Perşembe Mayıs 23, 2024

Tüm Türkiye Diyarbakır Cezaevidir

Kürt işçilerine, halkına ve gençlerine saldırmak Türkiye’de normal hale getirilmiş. Kürtlere parya ve birçok ülkede görüldüğü gibi saldırılması gereken mülteciler olarak yaklaşılıyor. Amedli bir Kürt ile Yozgatlı bir Türk aynı görülmüyor. Bu ayrımcılığı da bizzat Türk devlet yöneticileri yapıyorlar. Kürtler, Aleviler ve başka kimlikten topluluklar bu ülkenin özgür ve eşit vatandaşları olarak görülmüyor. Ne anayasal ne yasal ne de toplumsal kültürde bu topluluklar eşit görülüyor. Bunu yaratan da Türk devlet politikalarıdır. AKP-MHP iktidarı ise bu kutuplaşmayı derinleştirmiş, kapsamlılaştırmış ve normal hale getirmiştir. Bu iktidar Türkiye’de her farklılığı kutuplaştırmıştır. Bu nedenle Kürtler, Aleviler, gazeteciler ve muhalif siyasetçilere saldırı sürekli bir hal almıştır. Hatta bu iyi zamanlarınız, daha kötü zamanlarınız gelecek, denilerek saldırganlar teşvik edilmektedir.

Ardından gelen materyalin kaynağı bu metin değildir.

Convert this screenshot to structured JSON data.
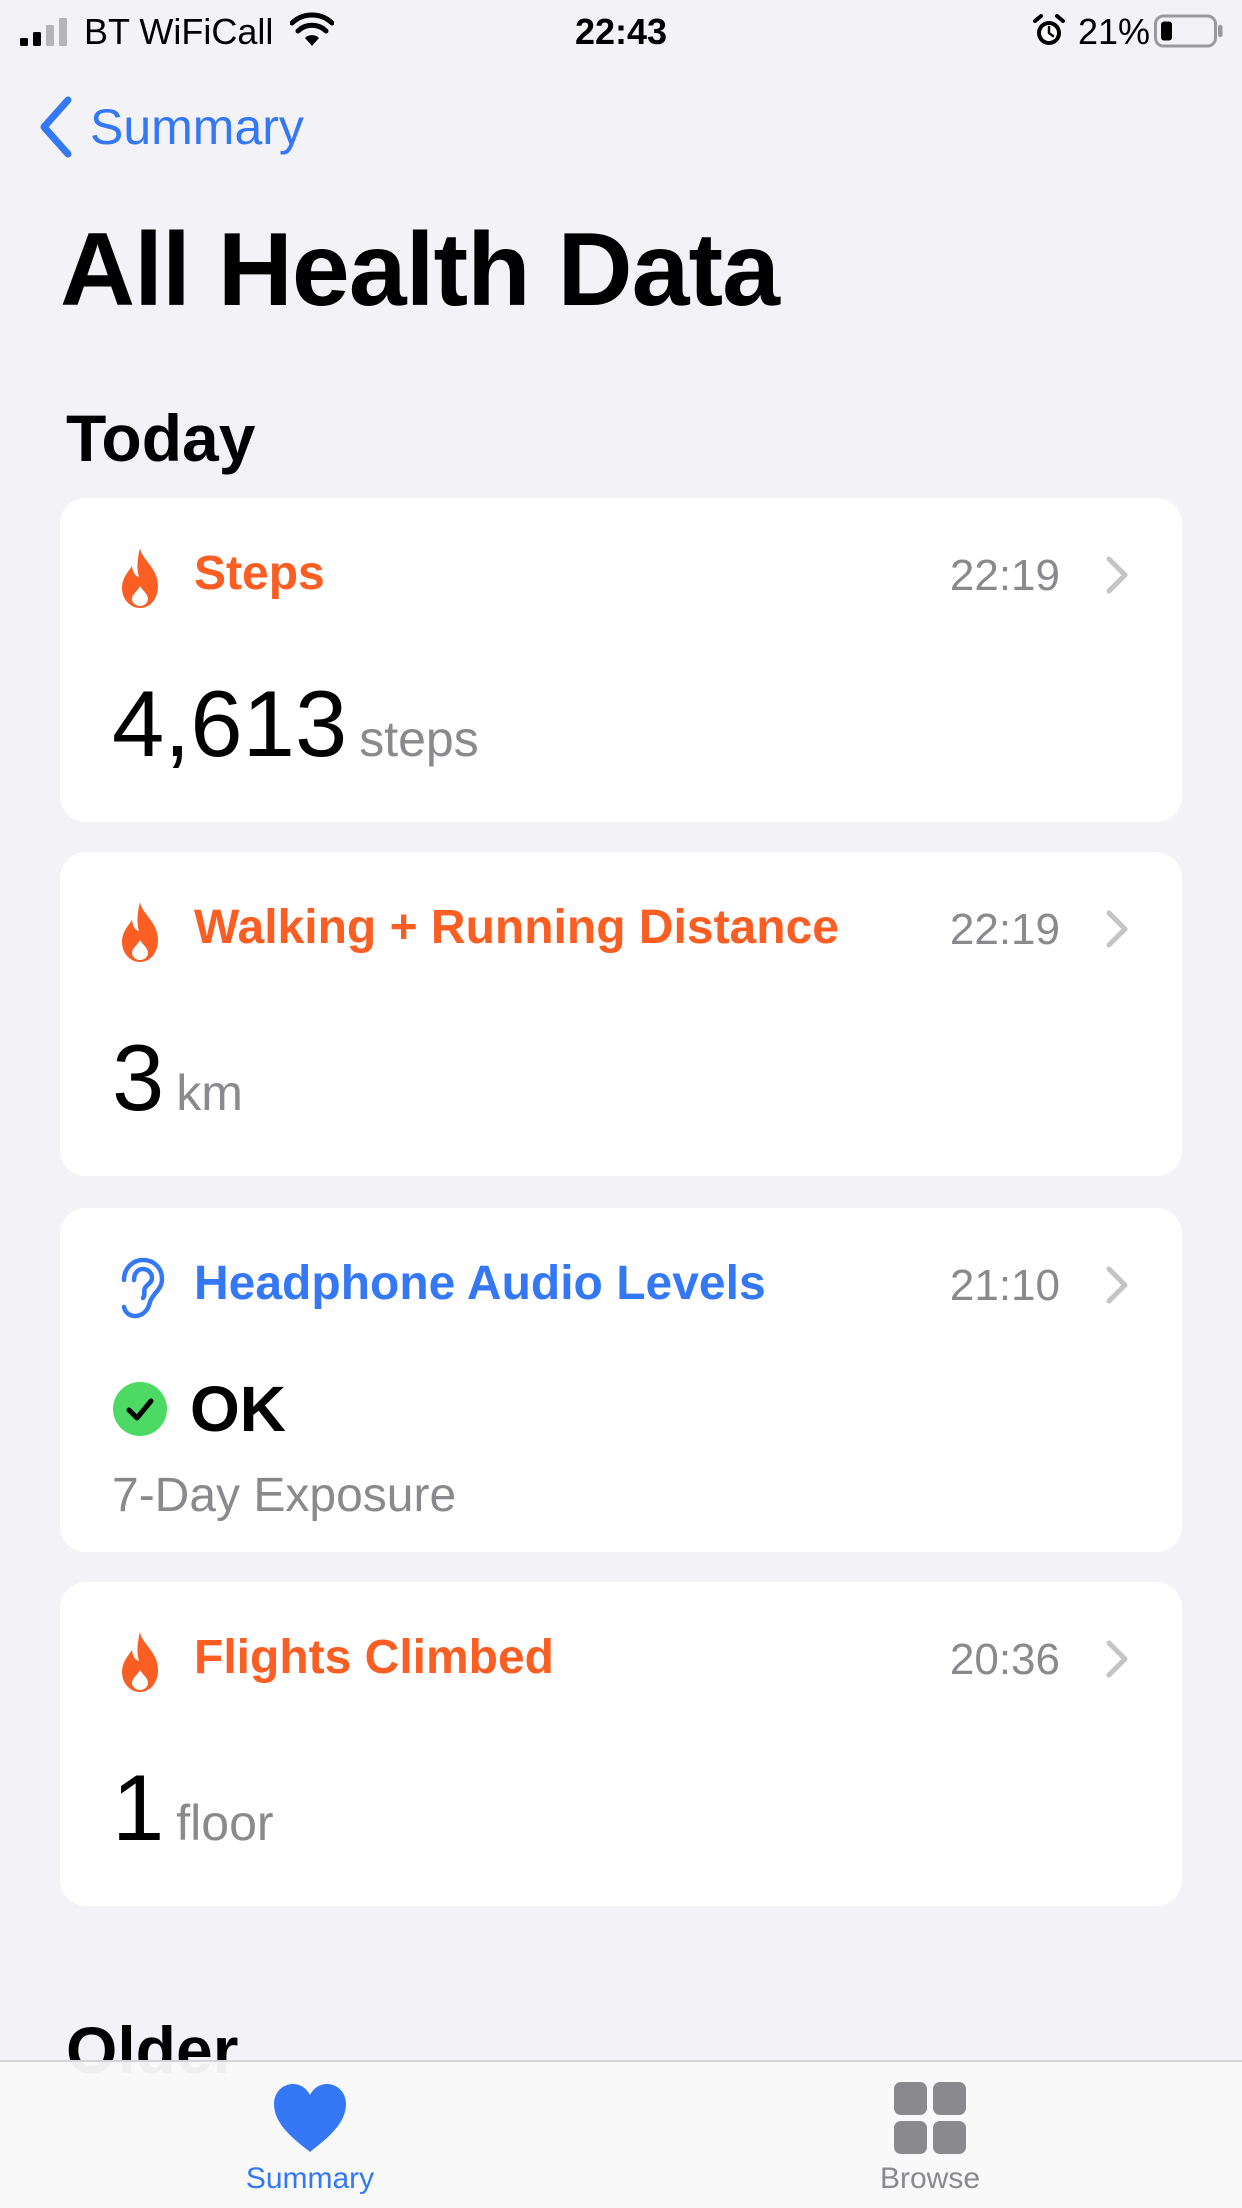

Kürtlere yönelik saldırılar kesinlikle planlıdır. Devlet içinde illegal biçimde örgütlendirilmiş özel savaş organları var. Bunlara bağlı tetikçi birimler var. Öte yandan zaten MHP ve bazı partiler içinde Kürtleri sindirmek için saldıracak bir zihniyet var. Bunlar da devlet yetkililerinin söylemlerine göre harekete geçiyorlar. Özel savaş organının da MHP ya da başka partiler içinde talimat alınca harekete geçen elemanları bulunmaktadır. Bunları geçmişte çok yazıldığı ve çizildiği için belirtiyoruz. Öyle ki, MHP’li yetkililer bile bu durumu kabul etmişlerdir. Son zamanlarda Kürtlere yönelik saldırı gerçekleştirenlerin de bozkurt işareti yapmaları da bir tesadüf değildir. Şimdi sahiplenilmese de ileride bunlara kahraman muamelesi yapılacağını geçmişten çok iyi biliyoruz.

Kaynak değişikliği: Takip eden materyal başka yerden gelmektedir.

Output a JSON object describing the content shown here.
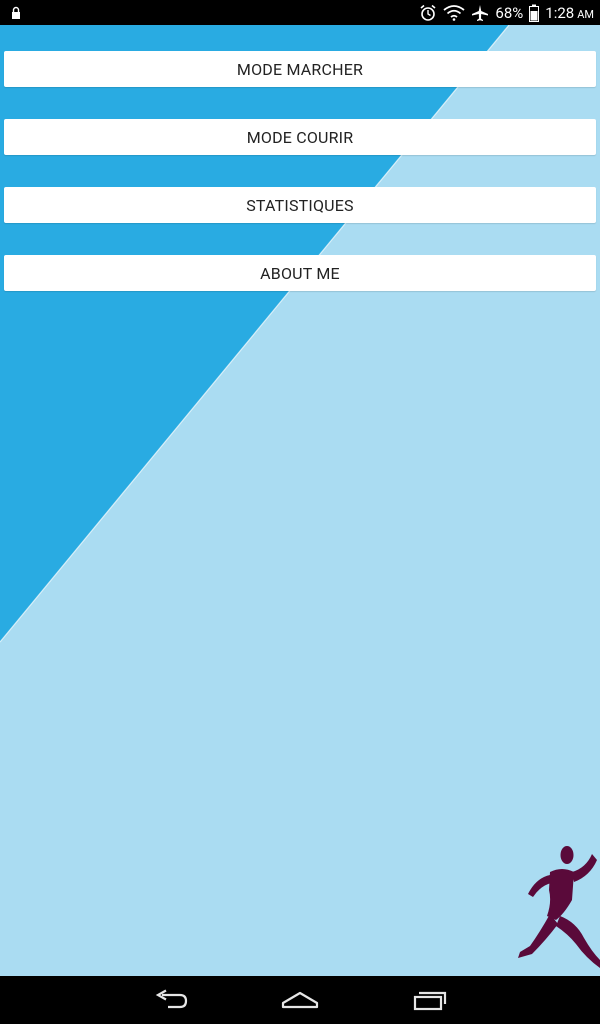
{
  "status_bar": {
    "battery": "68%",
    "time": "1:28",
    "ampm": "AM",
    "icons": [
      "lock-icon",
      "alarm-icon",
      "wifi-icon",
      "airplane-icon",
      "battery-icon"
    ]
  },
  "menu": {
    "buttons": [
      {
        "label": "MODE MARCHER"
      },
      {
        "label": "MODE COURIR"
      },
      {
        "label": "STATISTIQUES"
      },
      {
        "label": "ABOUT ME"
      }
    ]
  },
  "colors": {
    "background_light": "#aadcf2",
    "background_dark": "#29abe2",
    "runner": "#5a0a3a",
    "bars": "#000000"
  },
  "nav_bar": {
    "icons": [
      "back-icon",
      "home-icon",
      "recent-apps-icon"
    ]
  }
}
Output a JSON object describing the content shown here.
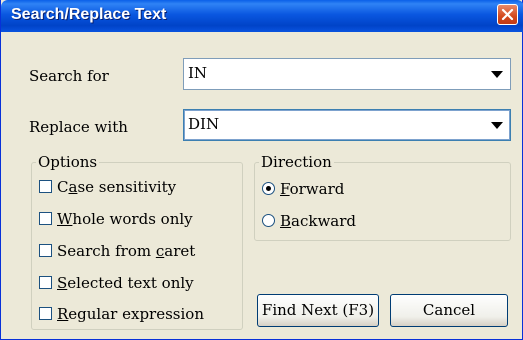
{
  "window": {
    "title": "Search/Replace Text"
  },
  "search": {
    "label": "Search for",
    "value": "IN"
  },
  "replace": {
    "label": "Replace with",
    "value": "DIN"
  },
  "options": {
    "title": "Options",
    "items": [
      {
        "pre": "C",
        "key": "a",
        "post": "se sensitivity",
        "checked": false
      },
      {
        "pre": "",
        "key": "W",
        "post": "hole words only",
        "checked": false
      },
      {
        "pre": "Search from ",
        "key": "c",
        "post": "aret",
        "checked": false
      },
      {
        "pre": "",
        "key": "S",
        "post": "elected text only",
        "checked": false
      },
      {
        "pre": "",
        "key": "R",
        "post": "egular expression",
        "checked": false
      }
    ]
  },
  "direction": {
    "title": "Direction",
    "forward": {
      "key": "F",
      "post": "orward",
      "selected": true
    },
    "backward": {
      "key": "B",
      "post": "ackward",
      "selected": false
    }
  },
  "buttons": {
    "find_next": "Find Next (F3)",
    "cancel": "Cancel"
  }
}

90’lı yıllardan bu yana Türkiye’nin il ve ilçelerinde Kürtlere yüzlerce saldırı yapılmıştır. Bunların çoğunluğu da linç amaçlı toplu yapılan saldırılardır. Çarpıtıldığı gibi bu saldırılar toplumdaki herhangi bir husumetten kaynaklanmış saldırılar değildir. Kürtlerin ötekileştirilmesi, terörist ya da terörü destekleyenler olarak gösterilmesi Kürtlerin hedeflenmesini beraberinde getirmektedir. Kürtlerin Kürtçe konuşmasına, Kürtçe müzik dinlemesine tahammül edilmemesi terörist ve terör denilirken neyin kastedildiğini de gözler önüne sermektedir.

Bu saldırıların neden yapıldığını artık tüm Kürtler de demokrasi güçleri de biliyor. Kürtleri sindirmekten çok, daha da öfkelendiriyor. Kürtlerin ulusal bilinçlerini geliştiriyor. Çünkü bu saldırılar Kürtlerde dayanışma bilincini geliştiriyor. Kürt oldukları için hedeflendiklerini düşünerek toplumsal duyguları artıyor. Bir zamanlar Diyarbakır Zindanı’nda Türk olduğunu kabul etmeyenler işkence görüyordu. Tüm tutsakların Kürtlüğünü inkar edip Türkleşmeleri dayatılıyordu. Sonuçta bu politika ve uygulamalara karşı büyük bir direniş gelişti. Öyle ki, Türkiye’de birçok kesim PKK’yi Diyarbakır Zindanı’ndaki baskılar yarattı, demiştir. Kuşkusuz PKK’yi bu zindan yaratmadı. PKK’yi 70 yıllık Kürt soykırımını hedefleyen politikalar ortaya çıkardı. Şark Islahat Planı bu devletin Kürtler üzerinde nasıl bir soykırım politikası uyguladığının somut belgesidir. Zaten 70 yıllık tüm uygulamalar bu gerçekliği ortaya koymuştur. PKK’yi ortaya çıkaran bu politikalar ve uygulamalar olmuştur. Ancak 12 Eylül ve Diyarbakır Zindanı’ndaki uygulamalar PKK’nin ortaya çıkış gerekçelerini ve tezlerini doğruladığından, oradaki uygulamalar ve PKK’lilerin gösterdiği direniş PKK’nin büyümesinde önemli bir rol oynamıştır.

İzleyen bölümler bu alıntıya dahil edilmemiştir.